Since its enactment in 1986, the Emergency Medical Treatment and Active Labor Act (EMTALA) has served as a cornerstone of patient rights. Designed as an antidiscrimination statute, EMTALA ensures that individuals presenting to the emergency department (ED) receive equal access to screening and stabilization, regardless of their insurance status, background, or ability to pay.
Yet nearly 40 years later, compliance remains a pressing challenge. Each year, approximately 4% of hospitals are cited by the Centers for Medicare & Medicaid Services (CMS) for violations, underscoring that EMTALA obligations are not only legal requirements, but also persistent patient safety issues.
Why EMTALA Still Matters Today
Healthcare delivery has grown more complex since EMTALA’s passage. Today’s challenges—including hospital capacity shortages, access barriers, workforce strain, and the evolving legal landscape surrounding reproductive health—intensify the difficulty of meeting EMTALA standards.
One particularly vulnerable area is obstetric emergencies, which have historically been a leading source of EMTALA violations. Reviews of settlements between 2002 and 2018 found that:
- 1 in 6 EMTALA settlements involved obstetric emergencies
- 1 in 5 of those cases involved a pregnant minor
These cases highlight potential knowledge and process gaps in how clinicians apply EMTALA requirements in urgent and sensitive situations.
EMTALA’s Core Requirements
At its heart, EMTALA mandates two obligations for hospitals with dedicated EDs:
- Provide a Medical Screening Examination (MSE)—
Every patient must receive an appropriate MSE to determine whether an emergency medical condition (EMC) exists; for pregnant patients, this includes assessment of both mother and fetus - Provide Stabilizing Treatment or Appropriate Transfer—
If an EMC is identified, the hospital must stabilize the patient within its capability and capacity—or arrange a transfer to a facility that can provide the needed level of care
For obstetric patients, CMS explicitly considers labor and delivery units to be dedicated EDs, meaning these requirements apply equally to labor triage and delivery areas.
Special Considerations for Obstetric Emergencies
When pregnant patients present to the ED or labor unit, EMTALA obligations extend to both the mother and fetus. The MSE should include:
- Contraction assessment (regularity, frequency, and duration)
- Fetal heart tones and monitoring
- Fetal position and station
- Cervical dilation and effacement
- Status of membrane rupture
- Evaluation for complications such as preeclampsia or placental abruption
If a patient is in labor and meets EMC criteria, “stabilization” under EMTALA means delivery of both the baby and placenta. Until then, transfer decisions carry high risk and require detailed documentation.
Requirements for Patient Transfer
When a hospital cannot stabilize a patient due to limitations in capacity or capability, transfer may be necessary.

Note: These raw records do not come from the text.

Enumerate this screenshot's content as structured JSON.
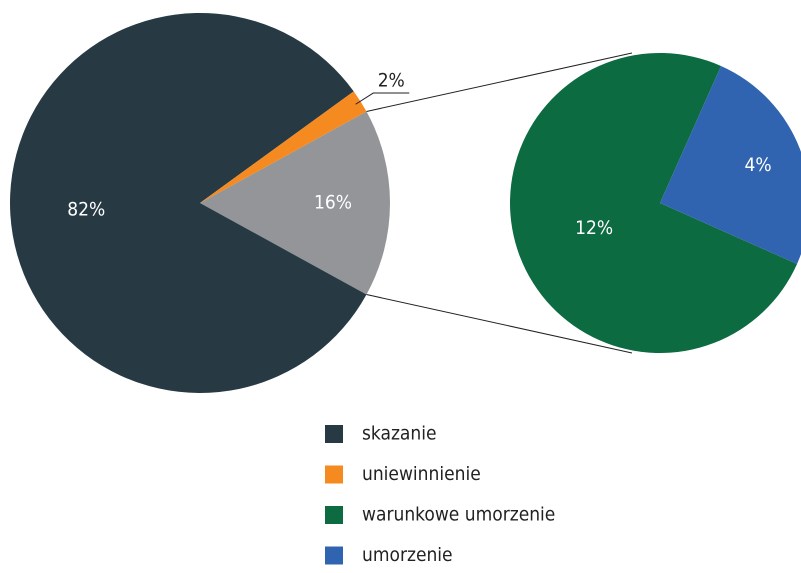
{
  "chart_data": {
    "type": "pie_of_pie",
    "series": [
      {
        "name": "skazanie",
        "color": "#273a44",
        "value": 82,
        "value_label": "82%"
      },
      {
        "name": "uniewinnienie",
        "color": "#f58a20",
        "value": 2,
        "value_label": "2%"
      }
    ],
    "other": {
      "color": "#939598",
      "value": 16,
      "value_label": "16%"
    },
    "breakout": [
      {
        "name": "warunkowe umorzenie",
        "color": "#0c6b40",
        "value": 12,
        "value_label": "12%"
      },
      {
        "name": "umorzenie",
        "color": "#3164b0",
        "value": 4,
        "value_label": "4%"
      }
    ],
    "legend": "bottom"
  }
}
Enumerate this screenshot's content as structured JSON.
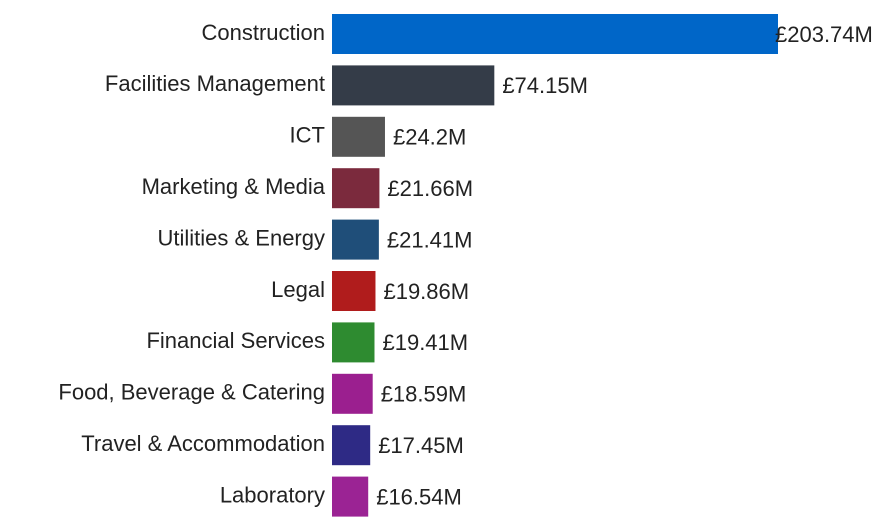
{
  "chart_data": {
    "type": "bar",
    "orientation": "horizontal",
    "categories": [
      "Construction",
      "Facilities Management",
      "ICT",
      "Marketing & Media",
      "Utilities & Energy",
      "Legal",
      "Financial Services",
      "Food, Beverage & Catering",
      "Travel & Accommodation",
      "Laboratory"
    ],
    "values": [
      203.74,
      74.15,
      24.2,
      21.66,
      21.41,
      19.86,
      19.41,
      18.59,
      17.45,
      16.54
    ],
    "value_labels": [
      "£203.74M",
      "£74.15M",
      "£24.2M",
      "£21.66M",
      "£21.41M",
      "£19.86M",
      "£19.41M",
      "£18.59M",
      "£17.45M",
      "£16.54M"
    ],
    "colors": [
      "#0066c8",
      "#343c48",
      "#555555",
      "#7b2a3d",
      "#1f4e79",
      "#b01c1c",
      "#2e8b30",
      "#9b1f8f",
      "#2e2a85",
      "#9b2394"
    ]
  }
}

EMTALA permits transfer in two main circumstances:
- Medical necessity—The benefits of care at the receiving hospital outweigh the risks
- Patient request—The patient (or representative) requests transfer in writing after being informed of risks and the hospital’s obligations
In both cases, several conditions must be met:
- Transfer certification by the physician, stating risks and benefits
- Acceptance from the receiving facility prior to transfer
- Use of qualified personnel and medically appropriate transportation
- Transmission of complete medical records, including nursing documentation
Failure to meet these requirements is a frequent source of citations.
The Role of Interprofessional Communication
Safe transfer depends on effective communication across disciplines and institutions. Physicians must reassess patients immediately before transfer and document their evaluation. Nurses must also perform reassessments, provide detailed handoffs, and ensure all documentation accompanies the patient.
Best practices include:
- Checklists outlining required documentation and handoff items
- Direct nurse-to-nurse handoff communication between facilities
- Standardized interhospital transfer protocols to reduce variability and risk
Practice Pearls for Clinicians
- Document thoroughly—Transfer certifications cannot be implied from the medical record; they must be explicit, timed, dated, and signed
- Engage patients—Inform patients or representatives of risks and benefits of transfer, and document consent whenever possible
- Prepare for transport—Partner with ambulance services that can provide trained personnel and appropriate life-support equipment
- Focus on fetal assessment—Always evaluate and document fetal status when pregnant patients present to the ED
- Strengthen protocols—Develop and rehearse interhospital transfer procedures, particularly for high-risk obstetric cases
Moving Forward
EMTALA compliance is not just a regulatory requirement—it’s a patient safety imperative. The statute is designed to ensure that every patient, regardless of circumstance, receives equitable and safe emergency care. By reinforcing clinician education, implementing checklists, standardizing transfer protocols, and prioritizing interprofessional communication, healthcare organizations can reduce EMTALA-related risk and protect both patients and providers.
Bottom line: EMTALA has stood for nearly 4 decades as a safeguard of equity in emergency medicine. But in today’s evolving healthcare landscape, compliance requires vigilance, teamwork, and a system-level commitment to safe, patient-centered care.